A significant question of first impression was addressed on August 21st, 2024, by the Appellate Division, Second Department in Liciaga v. New York City Transit Authority: Whether a Defendant has the right to seek a hearing pursuant to CPLR 4545, to establish the extent to which a Plaintiff's potential future medical costs would be reduced by insurance available to such Plaintiff, including the Affordable Care Act. This ruling was particularly important given the changing face of healthcare and access thereto.
The Patient Protection and Affordable Care Act, or “PPACA”, dramatically changed the healthcare landscape throughout the United States by providing basic health insurance to millions of previously uninsured people. With insurance options increasingly becoming available, especially to the uninsured at the time of an injury, Courts have now started to recognize that potential offsets are now available, and ought to be factored in the determination of damages. As stated by the New York State Supreme Court, Kings County, in Liciaga, when Plaintiffs have access to insurance, these avenues must be explored during collateral source hearings in order to appropriately adjust awards for damages.

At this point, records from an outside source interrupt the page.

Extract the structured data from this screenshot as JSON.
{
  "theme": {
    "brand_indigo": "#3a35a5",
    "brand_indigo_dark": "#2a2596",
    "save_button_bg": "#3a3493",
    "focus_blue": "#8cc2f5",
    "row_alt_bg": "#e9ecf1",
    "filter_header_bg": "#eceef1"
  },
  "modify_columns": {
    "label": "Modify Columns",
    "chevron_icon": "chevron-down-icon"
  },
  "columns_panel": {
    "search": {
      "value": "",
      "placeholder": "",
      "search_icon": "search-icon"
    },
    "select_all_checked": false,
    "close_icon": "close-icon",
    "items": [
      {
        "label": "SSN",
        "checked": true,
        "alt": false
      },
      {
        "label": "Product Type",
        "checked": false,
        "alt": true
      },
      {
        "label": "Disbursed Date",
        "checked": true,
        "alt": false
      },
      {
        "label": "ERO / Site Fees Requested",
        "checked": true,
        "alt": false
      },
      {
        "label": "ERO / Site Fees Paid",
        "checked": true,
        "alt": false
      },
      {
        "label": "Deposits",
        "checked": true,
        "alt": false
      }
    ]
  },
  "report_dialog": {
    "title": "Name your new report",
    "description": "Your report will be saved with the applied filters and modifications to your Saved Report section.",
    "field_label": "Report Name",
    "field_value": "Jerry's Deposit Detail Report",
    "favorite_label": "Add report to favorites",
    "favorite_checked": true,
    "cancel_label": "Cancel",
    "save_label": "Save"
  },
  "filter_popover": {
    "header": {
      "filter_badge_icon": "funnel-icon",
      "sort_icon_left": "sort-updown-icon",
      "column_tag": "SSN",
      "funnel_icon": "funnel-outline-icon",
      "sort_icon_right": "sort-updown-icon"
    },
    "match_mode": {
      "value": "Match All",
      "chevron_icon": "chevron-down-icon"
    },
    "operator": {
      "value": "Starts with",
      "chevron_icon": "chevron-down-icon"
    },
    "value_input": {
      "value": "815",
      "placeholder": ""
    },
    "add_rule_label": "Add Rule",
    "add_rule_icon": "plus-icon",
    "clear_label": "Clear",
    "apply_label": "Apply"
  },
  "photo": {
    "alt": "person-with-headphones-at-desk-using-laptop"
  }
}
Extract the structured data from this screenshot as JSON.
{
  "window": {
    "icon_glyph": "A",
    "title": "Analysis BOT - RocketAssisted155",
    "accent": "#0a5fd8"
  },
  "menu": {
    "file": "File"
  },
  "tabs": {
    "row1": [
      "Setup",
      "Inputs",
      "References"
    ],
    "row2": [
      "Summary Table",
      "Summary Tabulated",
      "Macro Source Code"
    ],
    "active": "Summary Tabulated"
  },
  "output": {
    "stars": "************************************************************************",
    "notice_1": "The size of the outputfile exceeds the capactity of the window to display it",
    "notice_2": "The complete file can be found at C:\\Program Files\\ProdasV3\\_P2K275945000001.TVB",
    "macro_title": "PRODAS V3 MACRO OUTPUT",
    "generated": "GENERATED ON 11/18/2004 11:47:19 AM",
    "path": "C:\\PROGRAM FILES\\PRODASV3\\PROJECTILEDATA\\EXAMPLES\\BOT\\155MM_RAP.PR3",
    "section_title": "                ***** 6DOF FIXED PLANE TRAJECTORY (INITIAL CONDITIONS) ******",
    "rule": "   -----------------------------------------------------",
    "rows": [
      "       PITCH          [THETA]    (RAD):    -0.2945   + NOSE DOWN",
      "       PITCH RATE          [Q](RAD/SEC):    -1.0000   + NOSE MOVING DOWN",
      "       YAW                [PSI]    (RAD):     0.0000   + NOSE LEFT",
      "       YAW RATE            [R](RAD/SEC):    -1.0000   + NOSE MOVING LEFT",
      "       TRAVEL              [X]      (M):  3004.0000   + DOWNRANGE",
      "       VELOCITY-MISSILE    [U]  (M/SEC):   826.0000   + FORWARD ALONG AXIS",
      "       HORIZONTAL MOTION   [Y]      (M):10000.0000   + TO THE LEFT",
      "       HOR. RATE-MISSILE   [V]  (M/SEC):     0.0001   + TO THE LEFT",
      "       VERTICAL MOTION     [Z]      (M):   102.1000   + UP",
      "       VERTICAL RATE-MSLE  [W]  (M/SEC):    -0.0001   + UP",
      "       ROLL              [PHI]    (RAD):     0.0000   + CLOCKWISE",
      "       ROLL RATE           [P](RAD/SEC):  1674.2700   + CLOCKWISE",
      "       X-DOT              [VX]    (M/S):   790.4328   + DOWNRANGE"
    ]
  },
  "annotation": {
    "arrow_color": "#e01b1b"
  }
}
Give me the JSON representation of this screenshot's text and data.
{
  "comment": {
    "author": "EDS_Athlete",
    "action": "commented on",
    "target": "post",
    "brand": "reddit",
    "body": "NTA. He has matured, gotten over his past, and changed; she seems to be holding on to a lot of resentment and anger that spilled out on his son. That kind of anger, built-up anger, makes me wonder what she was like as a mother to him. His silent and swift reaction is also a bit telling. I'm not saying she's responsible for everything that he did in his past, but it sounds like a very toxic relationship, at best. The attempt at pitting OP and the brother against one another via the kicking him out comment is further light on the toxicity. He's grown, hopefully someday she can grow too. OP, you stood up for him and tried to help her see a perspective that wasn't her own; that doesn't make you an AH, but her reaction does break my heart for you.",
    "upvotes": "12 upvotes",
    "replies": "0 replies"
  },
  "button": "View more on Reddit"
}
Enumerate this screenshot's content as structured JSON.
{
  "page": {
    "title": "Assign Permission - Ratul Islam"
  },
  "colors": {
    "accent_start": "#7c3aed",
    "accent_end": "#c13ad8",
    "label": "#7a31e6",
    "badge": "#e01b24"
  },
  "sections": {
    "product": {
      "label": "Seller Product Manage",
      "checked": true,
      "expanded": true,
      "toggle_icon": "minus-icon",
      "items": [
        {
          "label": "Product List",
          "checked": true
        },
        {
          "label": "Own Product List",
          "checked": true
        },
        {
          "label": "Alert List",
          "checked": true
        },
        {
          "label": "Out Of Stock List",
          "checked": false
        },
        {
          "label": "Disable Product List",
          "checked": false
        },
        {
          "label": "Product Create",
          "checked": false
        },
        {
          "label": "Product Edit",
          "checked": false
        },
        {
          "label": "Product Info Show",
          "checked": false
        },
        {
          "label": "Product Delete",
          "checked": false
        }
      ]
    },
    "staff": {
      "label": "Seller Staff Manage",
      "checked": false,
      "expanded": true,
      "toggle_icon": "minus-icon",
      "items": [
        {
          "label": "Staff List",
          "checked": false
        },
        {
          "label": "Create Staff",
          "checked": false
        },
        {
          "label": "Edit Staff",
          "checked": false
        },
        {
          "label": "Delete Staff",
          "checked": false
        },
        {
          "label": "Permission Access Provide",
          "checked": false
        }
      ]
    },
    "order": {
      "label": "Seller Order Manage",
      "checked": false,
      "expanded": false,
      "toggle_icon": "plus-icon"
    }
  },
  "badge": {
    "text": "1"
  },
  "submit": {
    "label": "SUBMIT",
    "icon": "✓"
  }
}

The facts in Liciaga are particularly interesting. The Plaintiff was 23 years-old and uninsured, when he fell in a non-barricaded drop zone. Thereafter, he was struck from behind by a railroad tie, resulting in severe injuries such as multiple fractures in his thoracic spine and a severed spinal cord. The incident ultimately resulted in Plaintiff claiming permanent paralysis. At trial, the jury concluded that Defendant's negligence was a substantial factor in causing Plaintiff's injuries and awarded the Plaintiff a verdict in excess of $100,000,000 ($9 million for past pain and suffering, $60 million for future pain and suffering, $1,174,972.38 for past medical expenses, and an astounding $40 million for future medical expenses).
Following the jury verdict, Defendant moved, pursuant to CPLR 4404(a), for a new trial limited to the issue of damages. Alternatively, if such request was to be denied, Defendant requested a collateral source hearing pursuant to CPLR 4545 in order to scrutinize the future medical expenses issue more closely. The underlying premise of that motion was that Plaintiff, although uninsured on the date of this accident, was entitled to insurance through the PPACA, which would greatly reduce the economic burden of Plaintiff's future medical expenses. However, the trial court denied Defendant's request for a collateral source hearing, and Defendant appealed.
On appeal, the Appellate Division, held that a hearing can be granted to the Defendant when there is competent evidence showing that the Plaintiff's economic losses may be recoverable from collateral sources either in the past or in the future. Further, the Court explained that an application for a collateral source hearing may be made at any time prior to the entry of judgment, unless otherwise directed by the court. The rule insulates Defendants in this way from having to bear the entire cost of damages as insurance would likely cover part of such expenses. It serves further to underscore that courts must acknowledge the realities of an evolving healthcare system wherein options of insurance coverage are becoming plentiful and will influence personal injury cases.
In short, Liciaga v. New York City Transit Authority sets forth a new mitigation device available in future cases involving uninsured Plaintiffs.